News Room - Steel Industry

Posted on 22 Dec 2022

Saudi billet market expects better demand in January

Saudi merchant billet producers expect higher prices and demand in January. In December, demand and sales have been low and, in the remaining part of the month, not much change is expected, notes Kallanish.

Major merchant billet producers in Riyadh and Dammam, which each have over 10,000 tonnes/month of production capacity, are observing induction furnace billet prices unchanged on-week at SAR 2,050/tonne ($546) ex-works. In Jeddah, values are at around SAR 2,000/t ex-works. Buyers’ bids at SAR 2,000/t ex-works are found unworkable by the Riyadh and Dammam mills due to current scrap prices in their respective regions.

Domestic HMS 1/2 80:20 grade scrap is available in Riyadh at SAR 1,600/t, in Dammam at SAR 1,450-1,500/t and in Jeddah at SAR 1,400/t. Oversize unprocessed rebar scrap generated from demolished buildings is offered at SAR 1,250/t ex-works in Jeddah.

“We are expecting an improvement in prices and demand in January. Typically, every December we observe subdued demand and sales. Buyers’ bids for billets at SAR 2,000-2,050/t ex-works are rejected by most billet producers due to scrap costs in the Kingdom,” comments a senior buy-side source.

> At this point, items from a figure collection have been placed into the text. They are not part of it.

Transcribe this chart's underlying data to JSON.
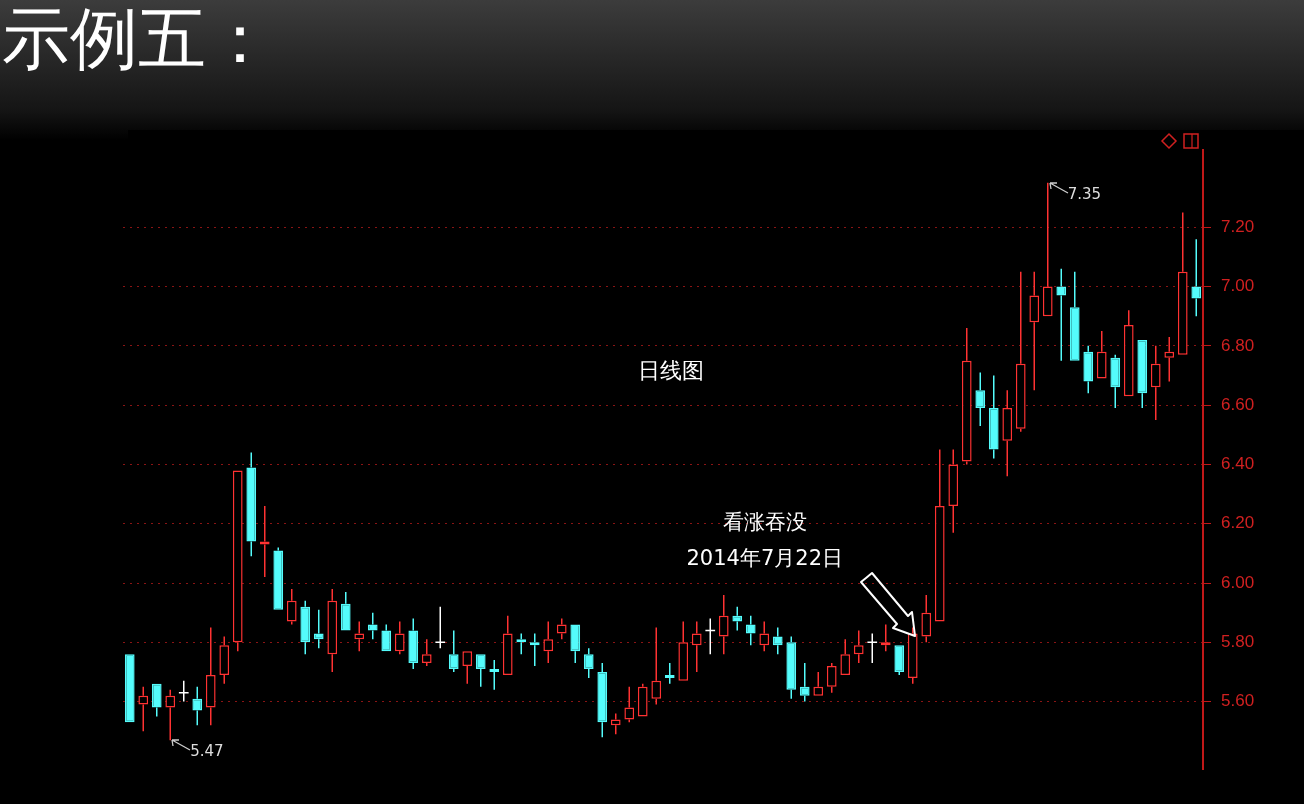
{
  "chart_data": {
    "type": "candlestick",
    "title": "示例五：",
    "subtitle": "日线图",
    "categories": [
      null,
      null,
      null,
      null,
      null,
      null,
      null,
      null,
      null,
      null,
      null,
      null,
      null,
      null,
      null,
      null,
      null,
      null,
      null,
      null,
      null,
      null,
      null,
      null,
      null,
      null,
      null,
      null,
      null,
      null,
      null,
      null,
      null,
      null,
      null,
      null,
      null,
      null,
      null,
      null,
      null,
      null,
      null,
      null,
      null,
      null,
      null,
      null,
      null,
      null,
      null,
      null,
      null,
      null,
      null,
      null,
      null,
      null,
      null,
      null,
      null,
      null,
      null,
      null,
      null,
      null,
      null,
      null,
      null,
      null,
      null,
      null,
      null,
      null,
      null,
      null,
      null,
      null,
      null,
      null
    ],
    "ohlc": [
      [
        5.76,
        5.76,
        5.53,
        5.53
      ],
      [
        5.59,
        5.65,
        5.5,
        5.62
      ],
      [
        5.66,
        5.66,
        5.55,
        5.58
      ],
      [
        5.58,
        5.64,
        5.47,
        5.62
      ],
      [
        5.63,
        5.67,
        5.6,
        5.63
      ],
      [
        5.61,
        5.65,
        5.52,
        5.57
      ],
      [
        5.58,
        5.85,
        5.52,
        5.69
      ],
      [
        5.69,
        5.82,
        5.66,
        5.79
      ],
      [
        5.8,
        6.38,
        5.77,
        6.38
      ],
      [
        6.39,
        6.44,
        6.09,
        6.14
      ],
      [
        6.13,
        6.26,
        6.02,
        6.14
      ],
      [
        6.11,
        6.12,
        5.91,
        5.91
      ],
      [
        5.87,
        5.98,
        5.86,
        5.94
      ],
      [
        5.92,
        5.94,
        5.76,
        5.8
      ],
      [
        5.83,
        5.91,
        5.78,
        5.81
      ],
      [
        5.76,
        5.98,
        5.7,
        5.94
      ],
      [
        5.93,
        5.97,
        5.84,
        5.84
      ],
      [
        5.81,
        5.87,
        5.77,
        5.83
      ],
      [
        5.86,
        5.9,
        5.81,
        5.84
      ],
      [
        5.84,
        5.86,
        5.77,
        5.77
      ],
      [
        5.77,
        5.87,
        5.76,
        5.83
      ],
      [
        5.84,
        5.88,
        5.71,
        5.73
      ],
      [
        5.73,
        5.81,
        5.72,
        5.76
      ],
      [
        5.8,
        5.92,
        5.78,
        5.8
      ],
      [
        5.76,
        5.84,
        5.7,
        5.71
      ],
      [
        5.72,
        5.77,
        5.66,
        5.77
      ],
      [
        5.76,
        5.76,
        5.65,
        5.71
      ],
      [
        5.71,
        5.74,
        5.64,
        5.7
      ],
      [
        5.69,
        5.89,
        5.69,
        5.83
      ],
      [
        5.81,
        5.83,
        5.76,
        5.8
      ],
      [
        5.8,
        5.83,
        5.72,
        5.79
      ],
      [
        5.77,
        5.87,
        5.73,
        5.81
      ],
      [
        5.83,
        5.88,
        5.81,
        5.86
      ],
      [
        5.86,
        5.86,
        5.73,
        5.77
      ],
      [
        5.76,
        5.78,
        5.68,
        5.71
      ],
      [
        5.7,
        5.73,
        5.48,
        5.53
      ],
      [
        5.52,
        5.56,
        5.49,
        5.54
      ],
      [
        5.54,
        5.65,
        5.53,
        5.58
      ],
      [
        5.55,
        5.66,
        5.55,
        5.65
      ],
      [
        5.61,
        5.85,
        5.59,
        5.67
      ],
      [
        5.69,
        5.73,
        5.66,
        5.68
      ],
      [
        5.67,
        5.87,
        5.67,
        5.8
      ],
      [
        5.79,
        5.87,
        5.7,
        5.83
      ],
      [
        5.84,
        5.88,
        5.76,
        5.84
      ],
      [
        5.82,
        5.96,
        5.76,
        5.89
      ],
      [
        5.89,
        5.92,
        5.84,
        5.87
      ],
      [
        5.86,
        5.89,
        5.79,
        5.83
      ],
      [
        5.79,
        5.87,
        5.77,
        5.83
      ],
      [
        5.82,
        5.85,
        5.76,
        5.79
      ],
      [
        5.8,
        5.82,
        5.61,
        5.64
      ],
      [
        5.65,
        5.73,
        5.6,
        5.62
      ],
      [
        5.62,
        5.7,
        5.62,
        5.65
      ],
      [
        5.65,
        5.73,
        5.63,
        5.72
      ],
      [
        5.69,
        5.81,
        5.69,
        5.76
      ],
      [
        5.76,
        5.84,
        5.73,
        5.79
      ],
      [
        5.8,
        5.83,
        5.73,
        5.8
      ],
      [
        5.79,
        5.86,
        5.77,
        5.8
      ],
      [
        5.79,
        5.79,
        5.69,
        5.7
      ],
      [
        5.68,
        5.85,
        5.66,
        5.83
      ],
      [
        5.82,
        5.96,
        5.8,
        5.9
      ],
      [
        5.87,
        6.45,
        5.87,
        6.26
      ],
      [
        6.26,
        6.45,
        6.17,
        6.4
      ],
      [
        6.41,
        6.86,
        6.4,
        6.75
      ],
      [
        6.65,
        6.71,
        6.53,
        6.59
      ],
      [
        6.59,
        6.7,
        6.42,
        6.45
      ],
      [
        6.48,
        6.65,
        6.36,
        6.59
      ],
      [
        6.52,
        7.05,
        6.51,
        6.74
      ],
      [
        6.88,
        7.05,
        6.65,
        6.97
      ],
      [
        6.9,
        7.35,
        6.9,
        7.0
      ],
      [
        7.0,
        7.06,
        6.75,
        6.97
      ],
      [
        6.93,
        7.05,
        6.75,
        6.75
      ],
      [
        6.78,
        6.8,
        6.64,
        6.68
      ],
      [
        6.69,
        6.85,
        6.69,
        6.78
      ],
      [
        6.76,
        6.77,
        6.59,
        6.66
      ],
      [
        6.63,
        6.92,
        6.63,
        6.87
      ],
      [
        6.82,
        6.82,
        6.59,
        6.64
      ],
      [
        6.66,
        6.8,
        6.55,
        6.74
      ],
      [
        6.76,
        6.83,
        6.68,
        6.78
      ],
      [
        6.77,
        7.25,
        6.77,
        7.05
      ],
      [
        7.0,
        7.16,
        6.9,
        6.96
      ]
    ],
    "colors": [
      "#54fcfc",
      "#ff3232",
      "#54fcfc",
      "#ff3232",
      "#ffffff",
      "#54fcfc",
      "#ff3232",
      "#ff3232",
      "#ff3232",
      "#54fcfc",
      "#ff3232",
      "#54fcfc",
      "#ff3232",
      "#54fcfc",
      "#54fcfc",
      "#ff3232",
      "#54fcfc",
      "#ff3232",
      "#54fcfc",
      "#54fcfc",
      "#ff3232",
      "#54fcfc",
      "#ff3232",
      "#ffffff",
      "#54fcfc",
      "#ff3232",
      "#54fcfc",
      "#54fcfc",
      "#ff3232",
      "#54fcfc",
      "#54fcfc",
      "#ff3232",
      "#ff3232",
      "#54fcfc",
      "#54fcfc",
      "#54fcfc",
      "#ff3232",
      "#ff3232",
      "#ff3232",
      "#ff3232",
      "#54fcfc",
      "#ff3232",
      "#ff3232",
      "#ffffff",
      "#ff3232",
      "#54fcfc",
      "#54fcfc",
      "#ff3232",
      "#54fcfc",
      "#54fcfc",
      "#54fcfc",
      "#ff3232",
      "#ff3232",
      "#ff3232",
      "#ff3232",
      "#ffffff",
      "#ff3232",
      "#54fcfc",
      "#ff3232",
      "#ff3232",
      "#ff3232",
      "#ff3232",
      "#ff3232",
      "#54fcfc",
      "#54fcfc",
      "#ff3232",
      "#ff3232",
      "#ff3232",
      "#ff3232",
      "#54fcfc",
      "#54fcfc",
      "#54fcfc",
      "#ff3232",
      "#54fcfc",
      "#ff3232",
      "#54fcfc",
      "#ff3232",
      "#ff3232",
      "#ff3232",
      "#54fcfc"
    ],
    "ylim": [
      5.37,
      7.46
    ],
    "yticks": [
      {
        "value": 5.6,
        "label": "5.60"
      },
      {
        "value": 5.8,
        "label": "5.80"
      },
      {
        "value": 6.0,
        "label": "6.00"
      },
      {
        "value": 6.2,
        "label": "6.20"
      },
      {
        "value": 6.4,
        "label": "6.40"
      },
      {
        "value": 6.6,
        "label": "6.60"
      },
      {
        "value": 6.8,
        "label": "6.80"
      },
      {
        "value": 7.0,
        "label": "7.00"
      },
      {
        "value": 7.2,
        "label": "7.20"
      }
    ],
    "grid": "y",
    "tick_labels": "y",
    "annotations": [
      "5.47",
      "7.35",
      "看涨吞没",
      "2014年7月22日"
    ]
  }
}
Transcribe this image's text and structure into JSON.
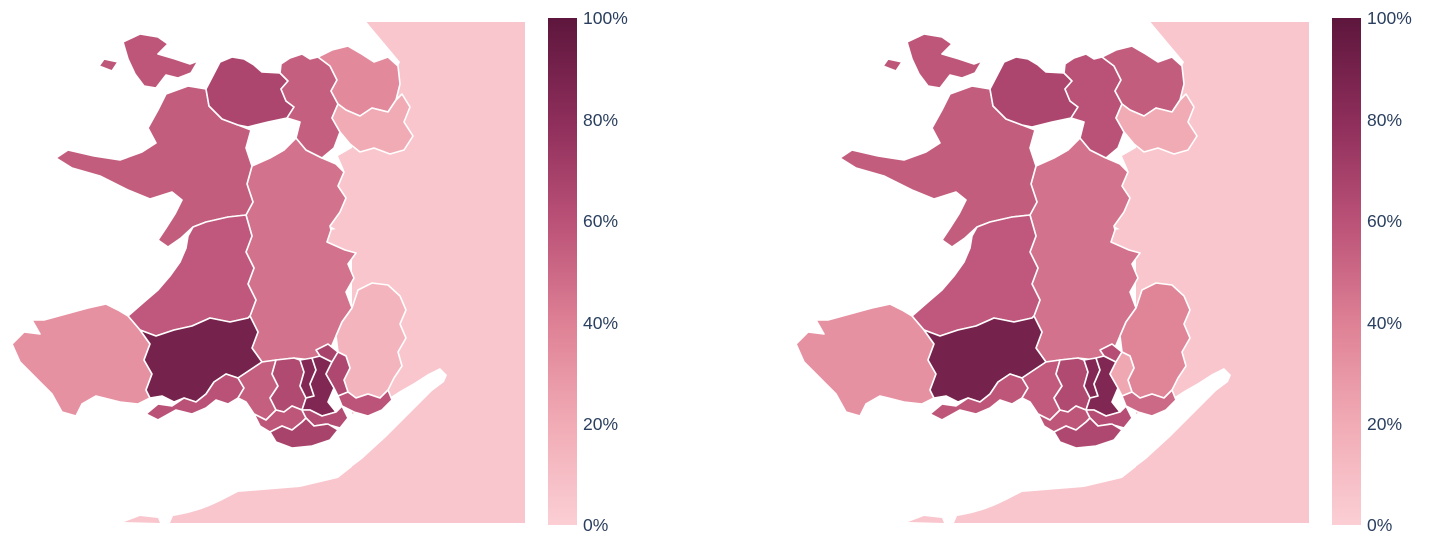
{
  "page": {
    "background": "#ffffff",
    "description": "Two side-by-side choropleth maps of Wales unitary authorities with percentage colorbars"
  },
  "legend": {
    "ticks": [
      "100%",
      "80%",
      "60%",
      "40%",
      "20%",
      "0%"
    ],
    "label_color": "#2a3f5f"
  },
  "colorscale": {
    "name": "burgundy-pink",
    "stops": [
      [
        0.0,
        "#fbcfd5"
      ],
      [
        0.2,
        "#f1abb5"
      ],
      [
        0.4,
        "#de8095"
      ],
      [
        0.6,
        "#ba5177"
      ],
      [
        0.8,
        "#8d2d5a"
      ],
      [
        1.0,
        "#5d163d"
      ]
    ]
  },
  "chart_data": [
    {
      "type": "choropleth",
      "map": "left",
      "geography": "Wales unitary authorities (England shown as light backdrop)",
      "unit": "%",
      "zmin": 0,
      "zmax": 100,
      "legend_ticks": [
        "0%",
        "20%",
        "40%",
        "60%",
        "80%",
        "100%"
      ],
      "values": {
        "Isle of Anglesey": 58,
        "Gwynedd": 55,
        "Conwy": 66,
        "Denbighshire": 54,
        "Flintshire": 36,
        "Wrexham": 20,
        "Powys": 46,
        "Ceredigion": 57,
        "Pembrokeshire": 32,
        "Carmarthenshire": 90,
        "Swansea": 60,
        "Neath Port Talbot": 54,
        "Bridgend": 58,
        "Rhondda Cynon Taf": 64,
        "Merthyr Tydfil": 84,
        "Caerphilly": 85,
        "Blaenau Gwent": 68,
        "Torfaen": 65,
        "Monmouthshire": 15,
        "Newport": 59,
        "Cardiff": 63,
        "Vale of Glamorgan": 68,
        "England backdrop": 5
      }
    },
    {
      "type": "choropleth",
      "map": "right",
      "geography": "Wales unitary authorities (England shown as light backdrop)",
      "unit": "%",
      "zmin": 0,
      "zmax": 100,
      "legend_ticks": [
        "0%",
        "20%",
        "40%",
        "60%",
        "80%",
        "100%"
      ],
      "values": {
        "Isle of Anglesey": 58,
        "Gwynedd": 55,
        "Conwy": 66,
        "Denbighshire": 60,
        "Flintshire": 55,
        "Wrexham": 20,
        "Powys": 46,
        "Ceredigion": 57,
        "Pembrokeshire": 32,
        "Carmarthenshire": 90,
        "Swansea": 58,
        "Neath Port Talbot": 56,
        "Bridgend": 58,
        "Rhondda Cynon Taf": 64,
        "Merthyr Tydfil": 84,
        "Caerphilly": 85,
        "Blaenau Gwent": 62,
        "Torfaen": 22,
        "Monmouthshire": 38,
        "Newport": 50,
        "Cardiff": 62,
        "Vale of Glamorgan": 65,
        "England backdrop": 5
      }
    }
  ]
}
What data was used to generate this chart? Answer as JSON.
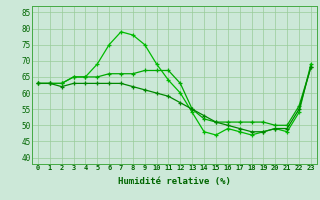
{
  "x": [
    0,
    1,
    2,
    3,
    4,
    5,
    6,
    7,
    8,
    9,
    10,
    11,
    12,
    13,
    14,
    15,
    16,
    17,
    18,
    19,
    20,
    21,
    22,
    23
  ],
  "line1": [
    63,
    63,
    63,
    65,
    65,
    69,
    75,
    79,
    78,
    75,
    69,
    64,
    60,
    54,
    48,
    47,
    49,
    48,
    47,
    48,
    49,
    48,
    54,
    69
  ],
  "line2": [
    63,
    63,
    63,
    65,
    65,
    65,
    66,
    66,
    66,
    67,
    67,
    67,
    63,
    55,
    52,
    51,
    51,
    51,
    51,
    51,
    50,
    50,
    56,
    68
  ],
  "line3": [
    63,
    63,
    62,
    63,
    63,
    63,
    63,
    63,
    62,
    61,
    60,
    59,
    57,
    55,
    53,
    51,
    50,
    49,
    48,
    48,
    49,
    49,
    55,
    68
  ],
  "line1_color": "#00bb00",
  "line2_color": "#00aa00",
  "line3_color": "#008800",
  "bg_color": "#cce8d8",
  "grid_color": "#99cc99",
  "xlabel": "Humidité relative (%)",
  "ylim": [
    38,
    87
  ],
  "xlim": [
    -0.5,
    23.5
  ],
  "yticks": [
    40,
    45,
    50,
    55,
    60,
    65,
    70,
    75,
    80,
    85
  ],
  "xticks": [
    0,
    1,
    2,
    3,
    4,
    5,
    6,
    7,
    8,
    9,
    10,
    11,
    12,
    13,
    14,
    15,
    16,
    17,
    18,
    19,
    20,
    21,
    22,
    23
  ]
}
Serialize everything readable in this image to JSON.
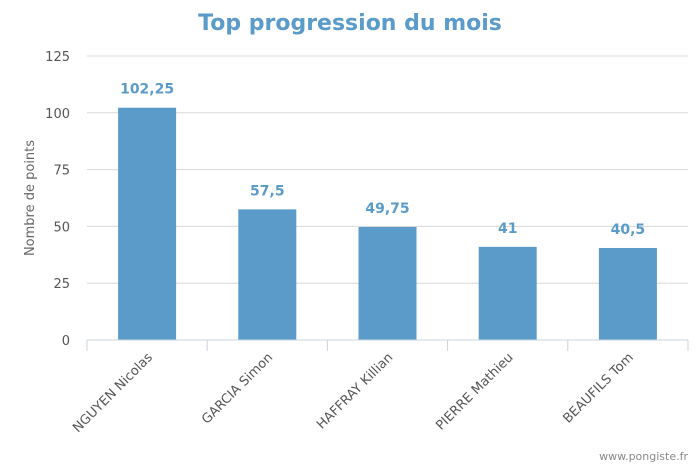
{
  "chart_data": {
    "type": "bar",
    "title": "Top progression du mois",
    "xlabel": "",
    "ylabel": "Nombre de points",
    "categories": [
      "NGUYEN Nicolas",
      "GARCIA Simon",
      "HAFFRAY Killian",
      "PIERRE Mathieu",
      "BEAUFILS Tom"
    ],
    "values": [
      102.25,
      57.5,
      49.75,
      41,
      40.5
    ],
    "data_labels": [
      "102,25",
      "57,5",
      "49,75",
      "41",
      "40,5"
    ],
    "ylim": [
      0,
      125
    ],
    "yticks": [
      0,
      25,
      50,
      75,
      100,
      125
    ],
    "grid": true,
    "legend": "none",
    "bar_color": "#5b9bc9",
    "label_color": "#5b9bc9"
  },
  "credit": "www.pongiste.fr"
}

“Also, rebar prices are softening day-by-day. Recently, a tier-three mill sold rebar to a project in Dammam directly at SAR 2,325/t delivered, bypassing traders due to insufficient margins. If the tier-three mills will continue selling rebar to projects directly, market dynamics will change,” he adds.

All above prices are excluding 15% VAT.